The Making of Monuments

The Making of Monuments

October 3, 2023

Monuments stand to commemorate what is important to a community, telling a story about the people they represent. But who gets to decide what stories are told? And what happens when the values of a community change, and when the community itself changes?

This summer, the IHC brought together eight local teachers, three history Ph.D. students, and community partners at the Santa Barbara Trust for Historic Preservation to create lessons for elementary school students around questions of history, memory, and representation, organized around a statue of a Spanish king located at the Santa Barbara Presidio.

The week-long workshop consisted of daily meetings, discussions, and collaborations in small groups. Working with graduate students, teachers explored the meaning and importance of monuments and then used these insights to design activities to encourage students to recognize and reconsider the monuments in their communities.

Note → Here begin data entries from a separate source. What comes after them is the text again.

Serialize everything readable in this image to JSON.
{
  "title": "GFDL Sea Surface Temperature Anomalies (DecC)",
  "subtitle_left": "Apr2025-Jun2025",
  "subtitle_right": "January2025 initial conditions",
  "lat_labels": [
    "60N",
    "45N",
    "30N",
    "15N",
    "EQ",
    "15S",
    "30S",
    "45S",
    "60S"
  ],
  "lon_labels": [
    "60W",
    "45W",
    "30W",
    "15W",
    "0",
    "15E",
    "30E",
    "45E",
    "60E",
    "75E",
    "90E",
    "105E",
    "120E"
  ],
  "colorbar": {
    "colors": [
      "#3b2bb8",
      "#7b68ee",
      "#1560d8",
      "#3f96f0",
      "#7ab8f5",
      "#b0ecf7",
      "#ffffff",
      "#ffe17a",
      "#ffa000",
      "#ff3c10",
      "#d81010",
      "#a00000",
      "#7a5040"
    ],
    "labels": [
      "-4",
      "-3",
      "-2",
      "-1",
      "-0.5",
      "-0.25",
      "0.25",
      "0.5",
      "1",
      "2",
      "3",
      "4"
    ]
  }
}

Teachers got to know the statue of King Carlos III, the object of their study. Carlos III was the King of Spain when the Santa Barbara Presidio was founded in 1782. The statue was a gift to the city of Santa Barbara from King Juan Carlos I of Spain to commemorate the Presidio’s 200th anniversary. Initially installed near De La Guerra Plaza, it now stands in the courtyard at the Presidio, where it was relocated in 1992 following repeated defacements and calls for its removal. A tour of the Presidio and surrounding neighborhood helped teachers build on their understanding of the history of the community and put the statue in its local and historic context.

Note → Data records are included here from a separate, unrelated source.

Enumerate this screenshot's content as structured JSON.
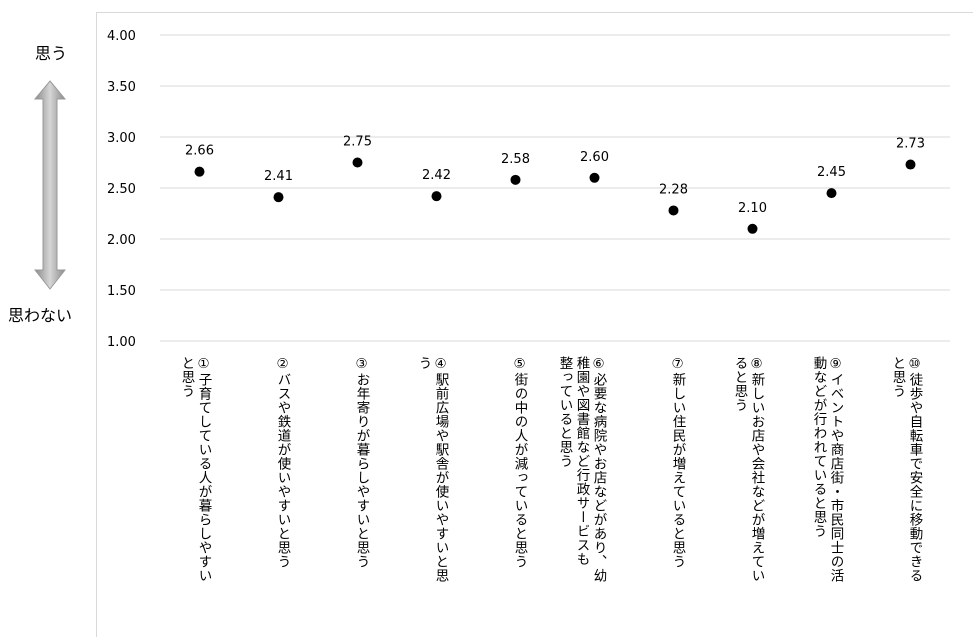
{
  "scale": {
    "high_label": "思う",
    "low_label": "思わない"
  },
  "chart_data": {
    "type": "scatter",
    "ylim": [
      1.0,
      4.0
    ],
    "yticks": [
      "1.00",
      "1.50",
      "2.00",
      "2.50",
      "3.00",
      "3.50",
      "4.00"
    ],
    "grid": true,
    "categories": [
      [
        "①子育てしている人が暮らしやすい",
        "と思う"
      ],
      [
        "②バスや鉄道が使いやすいと思う"
      ],
      [
        "③お年寄りが暮らしやすいと思う"
      ],
      [
        "④駅前広場や駅舎が使いやすいと思",
        "う"
      ],
      [
        "⑤街の中の人が減っていると思う"
      ],
      [
        "⑥必要な病院やお店などがあり、幼",
        "稚園や図書館など行政サービスも",
        "整っていると思う"
      ],
      [
        "⑦新しい住民が増えていると思う"
      ],
      [
        "⑧新しいお店や会社などが増えてい",
        "ると思う"
      ],
      [
        "⑨イベントや商店街・市民同士の活",
        "動などが行われていると思う"
      ],
      [
        "⑩徒歩や自転車で安全に移動できる",
        "と思う"
      ]
    ],
    "values": [
      2.66,
      2.41,
      2.75,
      2.42,
      2.58,
      2.6,
      2.28,
      2.1,
      2.45,
      2.73
    ],
    "value_labels": [
      "2.66",
      "2.41",
      "2.75",
      "2.42",
      "2.58",
      "2.60",
      "2.28",
      "2.10",
      "2.45",
      "2.73"
    ]
  }
}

The Presidio Research Center archive was the next stop. The archive houses a variety of sources related to the statue, from newspaper clippings, to city council records, to correspondence with the King of Spain. From these firsthand accounts, teachers learned about the story that the statue was intended to tell and the controversy that ensued when it was initially installed and later relocated.

These archival materials became the primary sources for their lessons. Partnering with graduate students from the UCSB History Department, teachers developed creative approaches to bringing these sources into the classroom. In mock debates, travel brochures, letters to civic leaders, and artistic designs, students will now consider how these sources help them understand the statue and what it represents.

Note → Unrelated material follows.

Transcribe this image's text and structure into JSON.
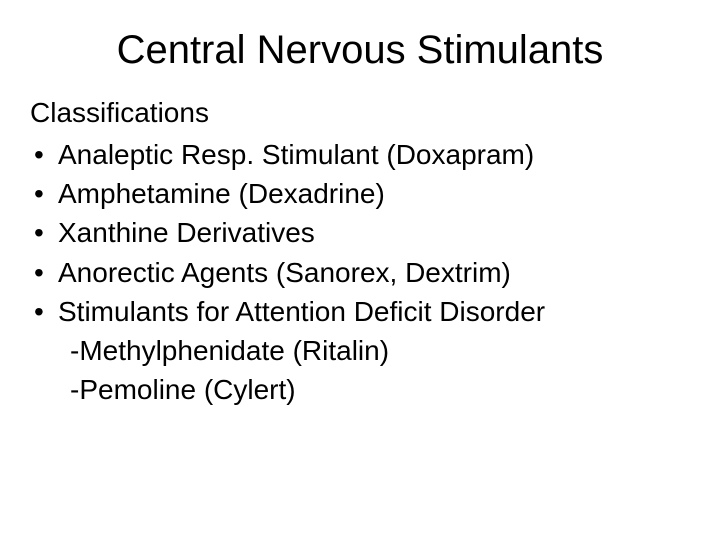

By the end of a week that teachers described as “amazing” and “inspiring,” each educator left with a deeper knowledge about the multilayered history of Santa Barbara, new connections with colleagues from across the school district, and exciting lesson plans to use in their classrooms this year.

The Making of Monuments project will continue throughout the 2023-24 school year. Field trips to the Presidio and the statue of Carlos III will complement lessons in the classroom. And a journey to the UCSB campus will provide students with the opportunity to apply their analytical skills to another statue, Gaucho Argentino, located at the Mosher Alumni House.

Students will finish the year with a new understanding of the significance of monuments and the stories they tell, as well as their relationship with the communities in which they reside. Students will also develop a stronger appreciation of their own power and responsibility as community members to preserve, change, or reimagine the monuments and stories that represent them.

The project is a collaboration between the IHC, educators from the Santa Barbara Unified School District, the Santa Barbara Trust for Historic Preservation (SBTHP), and graduate students from the UCSB History Department. The Making of Monuments was supported by a grant from the UCSB Office of Diversity, Equity, and Inclusion. The IHC would like to extend a special thank you to educators Jonathan Combs (Adams Elementary), Shalon Edwards (Santa Barbara Charter), Jen Griffith (Washington Elementary), Erin Mitchell (Adams Elementary), Donna Nelson (Adams Elementary), Elizabeth Oakley (Adams Elementary), Geraldine Salhuana (McKinley Elementary), and Jenny Witherell (Santa Barbara Charter). We also extend our thanks to our amazing colleagues at SBTHP: Executive Director Anne Peterson, Board Member Mia Lopez, Associate Director for Public Engagement Kevin McGarry, and Director of Presidio Research Center Dez Alaniz. Thank you also to our skilled and enthusiastic graduate students Emma Bianco, Casey Haughin-Scasny, and Dana Hughes for their outstanding contributions to the project.